Having paid off this debt, now, max out that 401k. Not to the match; all the way. And get $20k in there for 2019 still! Because you don't want to eat up your 2020 contrib limits, so you can max it out in 2020 also.

I gather your low expenses are because you still live with your parents, which I imagine puts you on your 20s. This is an age when

  • it stands to have the most positive impact due to compounding
  • but the 401K seems to not matter at all since retirement is so very far away

A 401k for a young person should be invested roughly like a university invests their endowment. When that happens, big armwave here, it will roughly double per 7 years. (not quite. It doesn't double every 7 years, it might lose value or it might gain 4x, due to volatility. Over 30+ years it averages out to doubling every 7 years.) That means twice as much money for retirement if you do it now, instead of 7 years hence when you start thinking about such things.
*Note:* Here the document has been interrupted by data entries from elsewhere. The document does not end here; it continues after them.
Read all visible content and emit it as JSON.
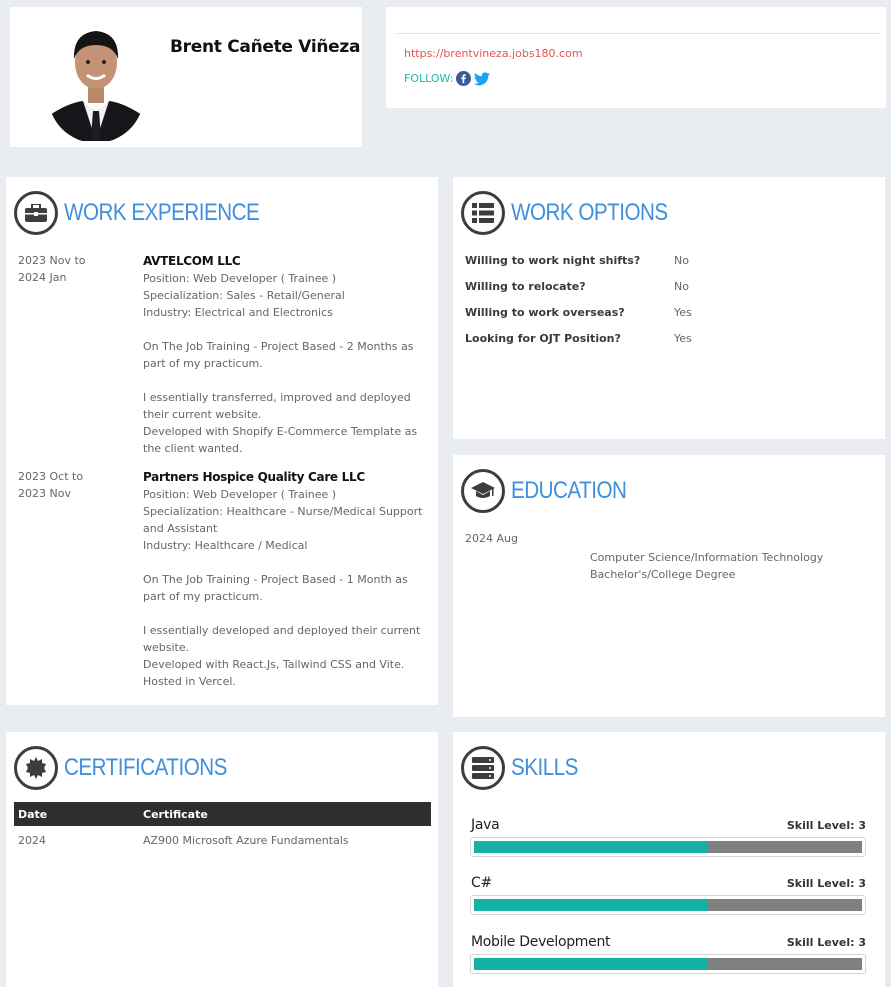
{
  "profile": {
    "name": "Brent Cañete Viñeza",
    "url": "https://brentvineza.jobs180.com",
    "follow_label": "FOLLOW:",
    "social_icons": [
      "facebook-icon",
      "twitter-icon"
    ]
  },
  "work_experience": {
    "title": "WORK EXPERIENCE",
    "jobs": [
      {
        "date_from": "2023 Nov to",
        "date_to": "2024 Jan",
        "company": "AVTELCOM LLC",
        "position": "Position: Web Developer ( Trainee )",
        "specialization": "Specialization: Sales - Retail/General",
        "industry": "Industry: Electrical and Electronics",
        "desc1": "On The Job Training - Project Based - 2 Months as part of my practicum.",
        "desc2": "I essentially transferred, improved and deployed their current website.",
        "desc3": "Developed with Shopify E-Commerce Template as the client wanted."
      },
      {
        "date_from": "2023 Oct to",
        "date_to": "2023 Nov",
        "company": "Partners Hospice Quality Care LLC",
        "position": "Position: Web Developer ( Trainee )",
        "specialization": "Specialization: Healthcare - Nurse/Medical Support and Assistant",
        "industry": "Industry: Healthcare / Medical",
        "desc1": "On The Job Training - Project Based - 1 Month as part of my practicum.",
        "desc2": "I essentially developed and deployed their current website.",
        "desc3": "Developed with React.Js, Tailwind CSS and Vite.",
        "desc4": "Hosted in Vercel."
      }
    ]
  },
  "work_options": {
    "title": "WORK OPTIONS",
    "rows": [
      {
        "q": "Willing to work night shifts?",
        "a": "No"
      },
      {
        "q": "Willing to relocate?",
        "a": "No"
      },
      {
        "q": "Willing to work overseas?",
        "a": "Yes"
      },
      {
        "q": "Looking for OJT Position?",
        "a": "Yes"
      }
    ]
  },
  "education": {
    "title": "EDUCATION",
    "date": "2024 Aug",
    "field": "Computer Science/Information Technology",
    "degree": "Bachelor's/College Degree"
  },
  "certifications": {
    "title": "CERTIFICATIONS",
    "col_date": "Date",
    "col_cert": "Certificate",
    "rows": [
      {
        "date": "2024",
        "cert": "AZ900 Microsoft Azure Fundamentals"
      }
    ]
  },
  "skills": {
    "title": "SKILLS",
    "level_label": "Skill Level: 3",
    "items": [
      {
        "name": "Java",
        "level": 3,
        "fill_fraction": 0.6
      },
      {
        "name": "C#",
        "level": 3,
        "fill_fraction": 0.6
      },
      {
        "name": "Mobile Development",
        "level": 3,
        "fill_fraction": 0.6
      }
    ]
  },
  "colors": {
    "accent_blue": "#3f8fdd",
    "link_red": "#e2564f",
    "teal": "#14b2a5",
    "facebook": "#3b5998",
    "twitter": "#1da1f2"
  }
}
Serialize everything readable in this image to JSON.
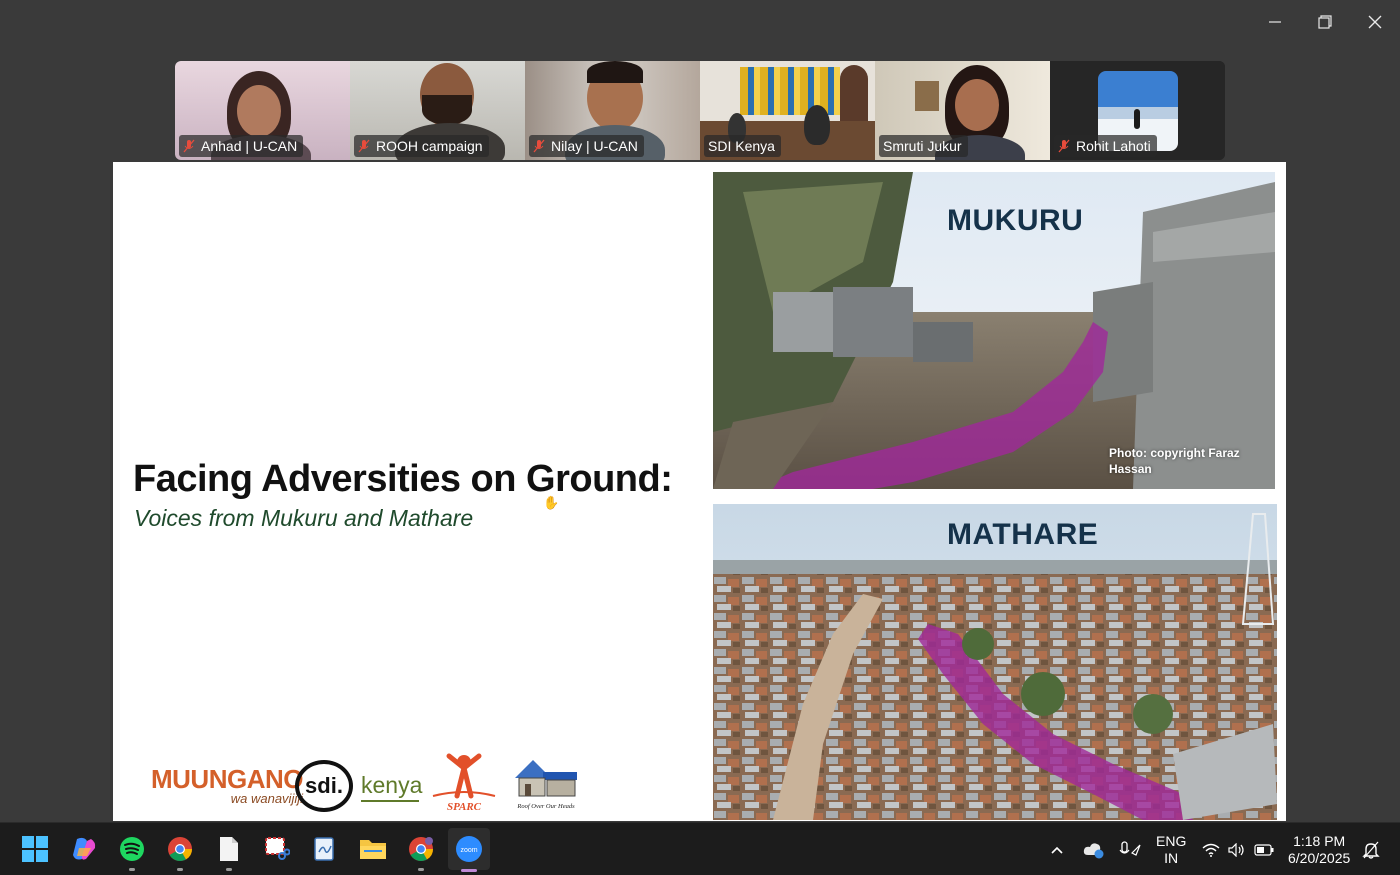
{
  "participants": [
    {
      "name": "Anhad | U-CAN",
      "muted": true
    },
    {
      "name": "ROOH campaign",
      "muted": true
    },
    {
      "name": "Nilay | U-CAN",
      "muted": true
    },
    {
      "name": "SDI Kenya",
      "muted": false,
      "active": true
    },
    {
      "name": "Smruti Jukur",
      "muted": false
    },
    {
      "name": "Rohit Lahoti",
      "muted": true
    }
  ],
  "slide": {
    "title": "Facing Adversities on Ground:",
    "subtitle": "Voices from Mukuru and Mathare",
    "photo_top": {
      "label": "MUKURU",
      "credit": "Photo: copyright Faraz Hassan"
    },
    "photo_bottom": {
      "label": "MATHARE"
    },
    "logos": {
      "muungano_main": "MUUNGANO",
      "muungano_sub": "wa wanavijiji",
      "sdi": "sdi.",
      "kenya": "kenya",
      "sparc": "SPARC",
      "roof": "Roof Over Our Heads"
    }
  },
  "taskbar": {
    "language_line1": "ENG",
    "language_line2": "IN",
    "time": "1:18 PM",
    "date": "6/20/2025"
  },
  "colors": {
    "active_tile_border": "#2fd68a",
    "river_overlay": "#a0289a",
    "title_text": "#111111",
    "subtitle_text": "#1f4a2c",
    "photo_label": "#15324a"
  }
}
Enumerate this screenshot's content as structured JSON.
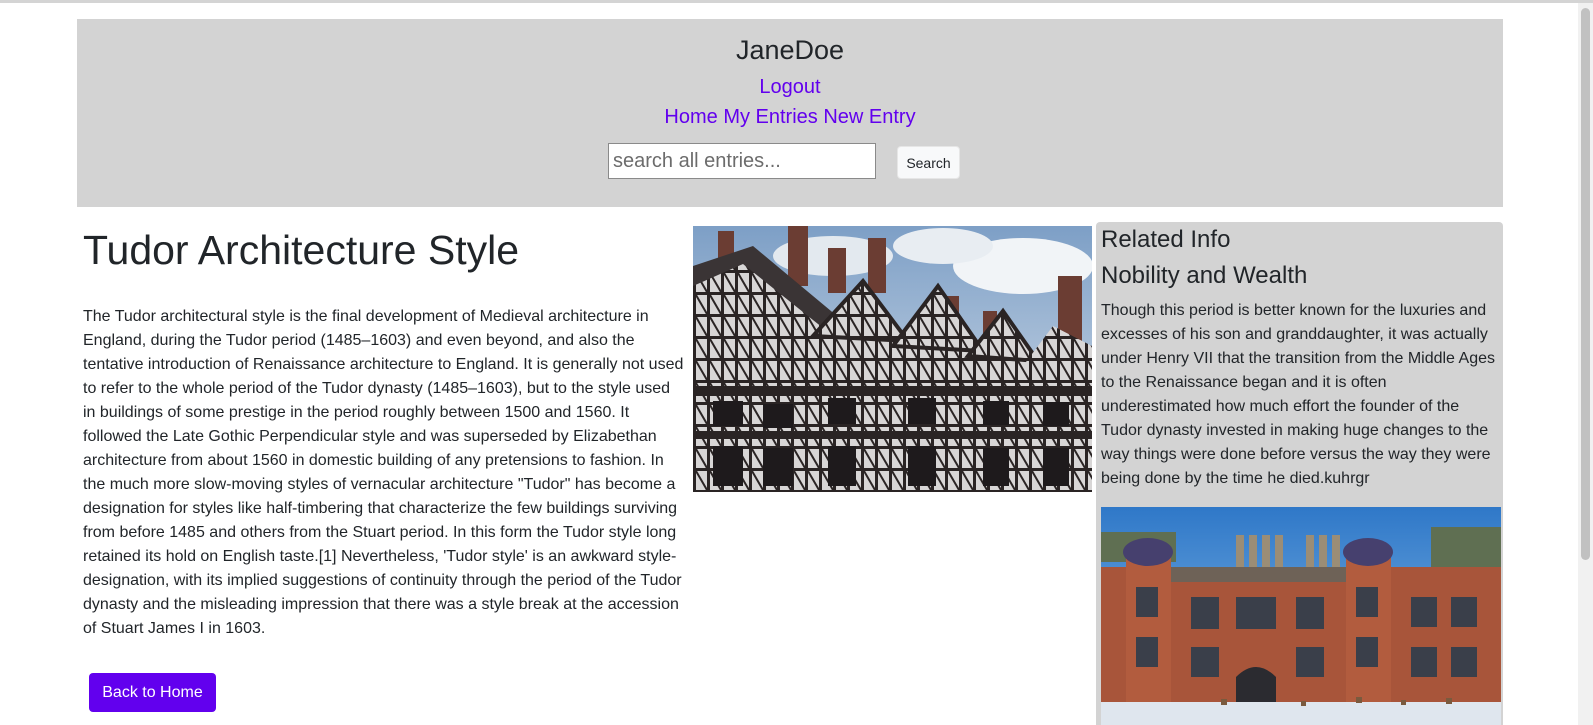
{
  "header": {
    "user_name": "JaneDoe",
    "logout_label": "Logout",
    "nav": {
      "home": "Home",
      "my_entries": "My Entries",
      "new_entry": "New Entry"
    },
    "search": {
      "placeholder": "search all entries...",
      "value": "",
      "button_label": "Search"
    }
  },
  "entry": {
    "title": "Tudor Architecture Style",
    "body": "The Tudor architectural style is the final development of Medieval architecture in England, during the Tudor period (1485–1603) and even beyond, and also the tentative introduction of Renaissance architecture to England. It is generally not used to refer to the whole period of the Tudor dynasty (1485–1603), but to the style used in buildings of some prestige in the period roughly between 1500 and 1560. It followed the Late Gothic Perpendicular style and was superseded by Elizabethan architecture from about 1560 in domestic building of any pretensions to fashion. In the much more slow-moving styles of vernacular architecture \"Tudor\" has become a designation for styles like half-timbering that characterize the few buildings surviving from before 1485 and others from the Stuart period. In this form the Tudor style long retained its hold on English taste.[1] Nevertheless, 'Tudor style' is an awkward style-designation, with its implied suggestions of continuity through the period of the Tudor dynasty and the misleading impression that there was a style break at the accession of Stuart James I in 1603.",
    "back_label": "Back to Home"
  },
  "related": {
    "heading": "Related Info",
    "subtitle": "Nobility and Wealth",
    "text": "Though this period is better known for the luxuries and excesses of his son and granddaughter, it was actually under Henry VII that the transition from the Middle Ages to the Renaissance began and it is often underestimated how much effort the founder of the Tudor dynasty invested in making huge changes to the way things were done before versus the way they were being done by the time he died.kuhrgr"
  },
  "colors": {
    "accent": "#6200ee",
    "panel_background": "#d3d3d3",
    "text": "#212529"
  }
}
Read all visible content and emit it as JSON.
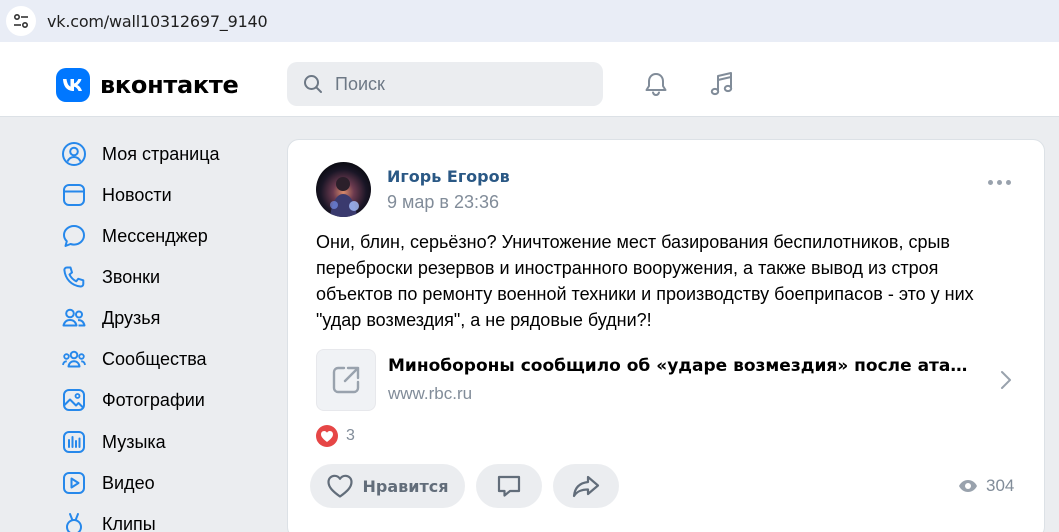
{
  "browser": {
    "url": "vk.com/wall10312697_9140"
  },
  "header": {
    "logo_text": "вконтакте",
    "search_placeholder": "Поиск",
    "notifications_icon": "bell-icon",
    "music_icon": "music-note-icon"
  },
  "sidebar": {
    "items": [
      {
        "label": "Моя страница",
        "icon": "user-circle-icon"
      },
      {
        "label": "Новости",
        "icon": "newsfeed-icon"
      },
      {
        "label": "Мессенджер",
        "icon": "message-icon"
      },
      {
        "label": "Звонки",
        "icon": "phone-icon"
      },
      {
        "label": "Друзья",
        "icon": "users-icon"
      },
      {
        "label": "Сообщества",
        "icon": "communities-icon"
      },
      {
        "label": "Фотографии",
        "icon": "photo-icon"
      },
      {
        "label": "Музыка",
        "icon": "music-bars-icon"
      },
      {
        "label": "Видео",
        "icon": "video-icon"
      },
      {
        "label": "Клипы",
        "icon": "clips-icon"
      }
    ]
  },
  "post": {
    "author": "Игорь Егоров",
    "date": "9 мар в 23:36",
    "text": "Они, блин, серьёзно? Уничтожение мест базирования беспилотников, срыв переброски резервов и иностранного вооружения, а также вывод из строя объектов по ремонту военной техники и производству боеприпасов - это у них \"удар возмездия\", а не рядовые будни?!",
    "link": {
      "title": "Минобороны сообщило об «ударе возмездия» после атаки в Б…",
      "domain": "www.rbc.ru"
    },
    "reactions_count": "3",
    "like_label": "Нравится",
    "views": "304"
  },
  "colors": {
    "brand": "#0077ff",
    "author_link": "#2a5885",
    "secondary_text": "#818c99",
    "reaction_red": "#e64646"
  }
}
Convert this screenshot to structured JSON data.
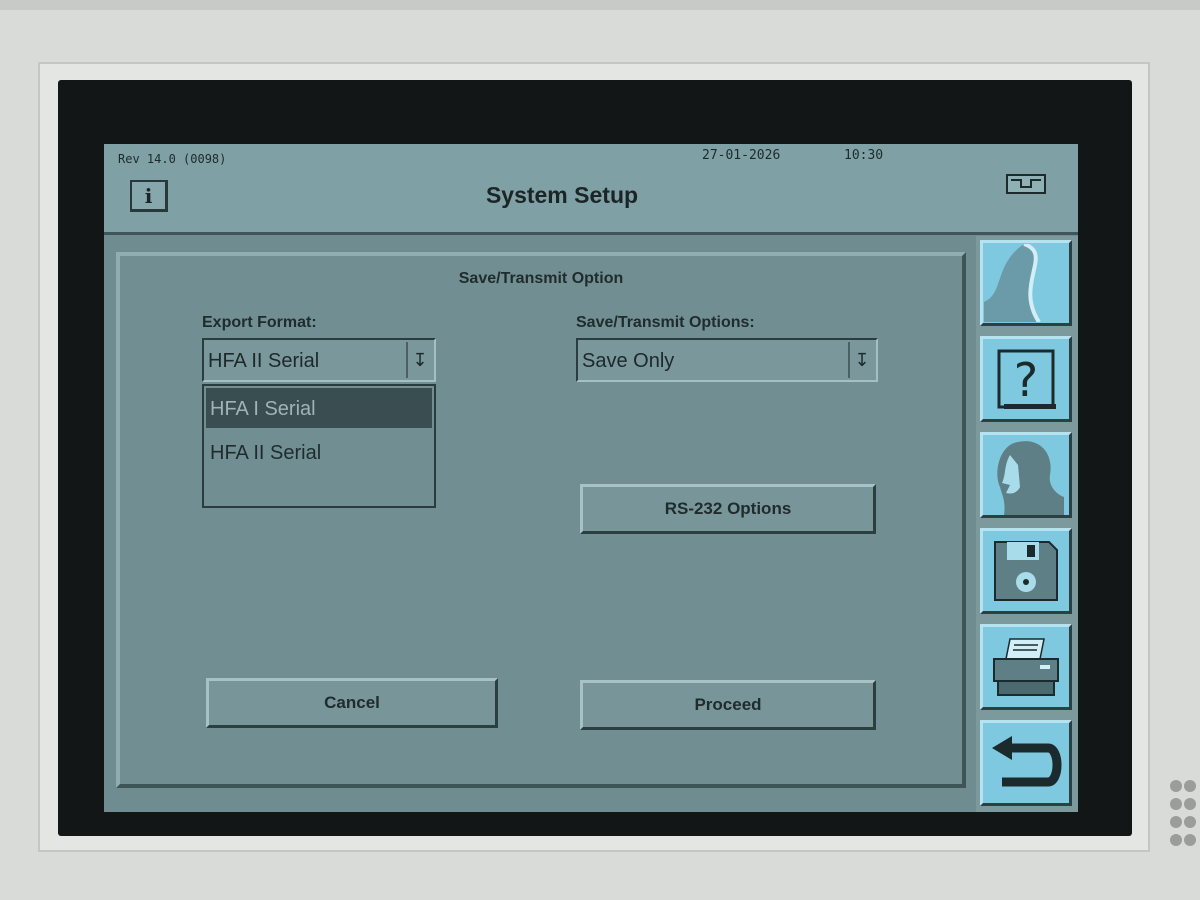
{
  "status": {
    "revision": "Rev 14.0 (0098)",
    "date": "27-01-2026",
    "time": "10:30"
  },
  "header": {
    "title": "System Setup",
    "info_label": "i"
  },
  "dialog": {
    "title": "Save/Transmit Option",
    "export_format": {
      "label": "Export Format:",
      "value": "HFA II Serial",
      "options": [
        "HFA I Serial",
        "HFA II Serial"
      ],
      "highlighted": "HFA I Serial"
    },
    "save_transmit": {
      "label": "Save/Transmit Options:",
      "value": "Save Only"
    },
    "rs232_label": "RS-232 Options",
    "cancel_label": "Cancel",
    "proceed_label": "Proceed"
  },
  "sidebar": {
    "items": [
      "wave-icon",
      "help-icon",
      "patient-icon",
      "floppy-disk-icon",
      "printer-icon",
      "return-icon"
    ]
  },
  "colors": {
    "screen": "#6f8d91",
    "toolbar_button": "#7ec9df",
    "selection": "#3a4d50"
  }
}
Since you have already paid taxes on this money, you might as well go Roth 401K if it's available to you. Lots of people will tell you it doesn't matter mathematically if you do everything right, but there are significant non-math reasons to favor Roth. Also, you can fully fund a Roth IRA in addition to your 401k using what is called the "Roth Backdoor" -- contribute to a non-deductible traditional IRA (not taking the tax deduction) then immediately convert to Roth. IRS and Congress acknowledge that this tactic is legal.